Australian politician (1817–1886)

George Billson (12 January 1817 - 9 February 1886) was an English-born Australian politician and brewer. He served as a member of the Victorian Legislative Assembly.

==Biography==
George Billson was born on 12 January 1817 in Lincolnshire, England. His father was Joseph Billson, a surveryor, and his mother was Elizabeth Billson Antil. In 1842, he travelled to New Zealand for a year, after which he visited Sydney and Valparaíso and returned to England. In 1848, he moved to Adelaide for two years. He spent 1850 to 1852 as a miner in the California gold rush. After that, he moved to Bendigo and worked as a storekeeper.

In 1856, Billson bought land in Beechworth. On 26 March 1864, he married Isabella Blades. He worked on the goldfields in Woods Point from 1864. He settled permanently in Beechworth in 1875. He bought the Oven's Brewery, which became Billson's Brewery in 1865. The business was taken over by his son Alfred Billson in 1882.

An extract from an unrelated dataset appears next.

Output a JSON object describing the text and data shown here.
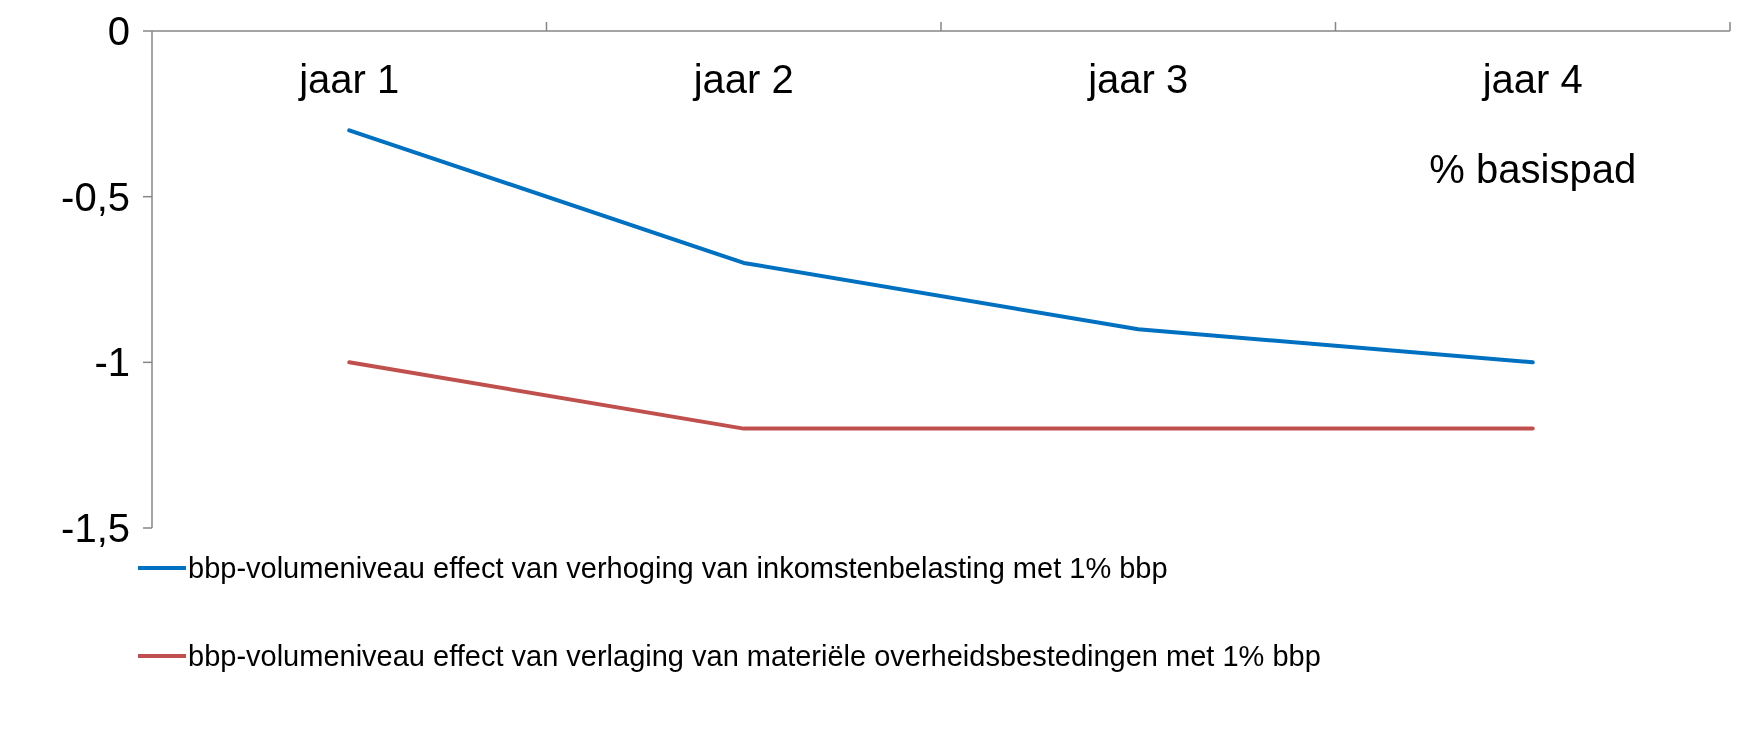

Billson was elected to the Beechworth Shire Council in 1868, serving as mayor from 1869 to 1871. He was elected to represent the Electoral district of Ovens in the Victorian Legislative Assembly at the 1877 Victorian colonial election. He supported Graham Berry's liberal government. He won re-election at the February 1880 election but was defeated at the July 1880 election. He won the seat at the 1883 Victorian colonial election and subsequently held the seat until his death.

He died at his house in Beechworth on 9 February 1886, aged 69, from an ongoing heart disease. He had three sons and two daughters, including Alfred. His funeral was attended by thousands, and he was buried in Beechworth cemetery. A letter of condolences from MPs was signed by 24 liberal members of the Legislative Assembly, including future Prime Minister Alfred Deakin and former Premier Graham Berry. His son Alfred later represented the Electoral district of Ovens from 1904 to 1927.